Brains were perfused with electron microscopy (EM)-grade 4% formaldehyde immersion fixed overnight, embedded in 4% agarose and sectioned on a vibrating microtome (100 µm).

Sections were stained with DAPI and imaged using confocal microscopy (×20 objective) to map the tdTomato⁺ tumour cells and identify regions of interest. These regions were prepared for electron microscopy by processing, ultrathin sectioning and imaging on a scanning electron microscope (SEM)^78,79. All EM analysis was conducted on ≥50 axons per bundle in ≥3 bundles (n = 4 mice). Degenerating axons were identified as those exhibiting any of the following features of axonal pathology: condensed/dark axoplasm, organelle accumulation, axonal swelling, vacuolization (Fig. 3c,d). For quantitative analysis of demyelination, inner diameter, outer diameter, myelin thickness and corresponding g-ratios of myelinated axons were semiautomatically calculated using the software program MyelTracer (v.1.3.1)⁸⁰. Feret diameters were used to account for the imperfect circularity of axons⁹.
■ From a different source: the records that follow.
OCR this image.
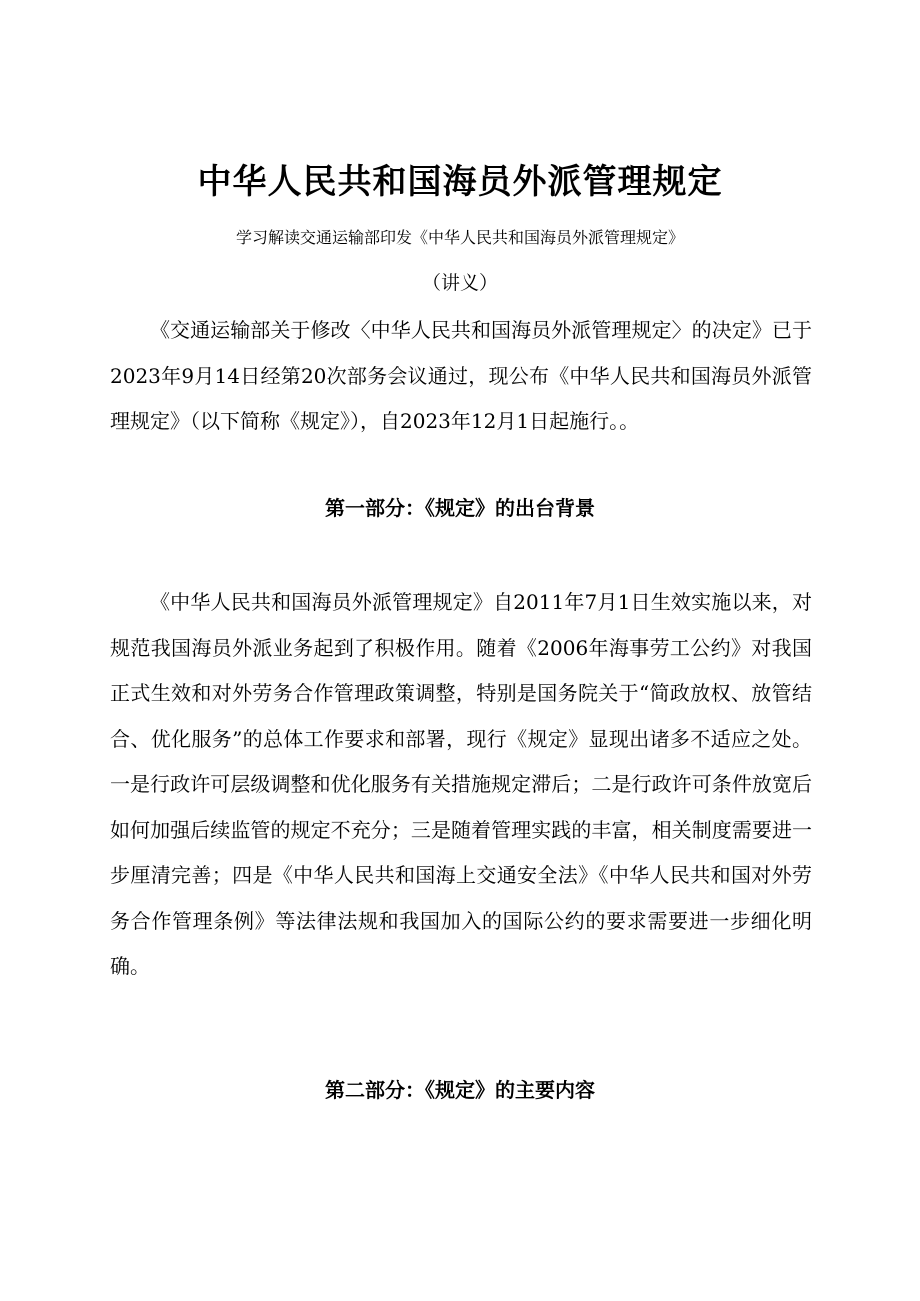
中华人民共和国海员外派管理规定
学习解读交通运输部印发《中华人民共和国海员外派管理规定》
（讲义）

《交通运输部关于修改〈中华人民共和国海员外派管理规定〉的决定》已于2023年9月14日经第20次部务会议通过，现公布《中华人民共和国海员外派管理规定》（以下简称《规定》），自2023年12月1日起施行。。

第一部分：《规定》的出台背景

《中华人民共和国海员外派管理规定》自2011年7月1日生效实施以来，对规范我国海员外派业务起到了积极作用。随着《2006年海事劳工公约》对我国正式生效和对外劳务合作管理政策调整，特别是国务院关于“简政放权、放管结合、优化服务”的总体工作要求和部署，现行《规定》显现出诸多不适应之处。一是行政许可层级调整和优化服务有关措施规定滞后；二是行政许可条件放宽后如何加强后续监管的规定不充分；三是随着管理实践的丰富，相关制度需要进一步厘清完善；四是《中华人民共和国海上交通安全法》《中华人民共和国对外劳务合作管理条例》等法律法规和我国加入的国际公约的要求需要进一步细化明确。

第二部分：《规定》的主要内容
Statistical analysis and data visualization

Statistical analysis was performed in Prism 10 or R (v.4.3.2). Significance was calculated as indicated in the figure legends. All t-tests were two-tailed. All data are expressed as mean ± s.d. unless otherwise stated. Exact P values are provided in the source data and on the figures or in the legends. No statistical method was used to predetermine sample size. Sample size was determined based on existing literature and our previous experience. Data visualization was done using the ggplot2 package in R⁸¹. Heat maps was generated using the ComplexHeatmap package⁸².

Reporting summary

Further information on research design is available in the Nature Portfolio Reporting Summary linked to this article.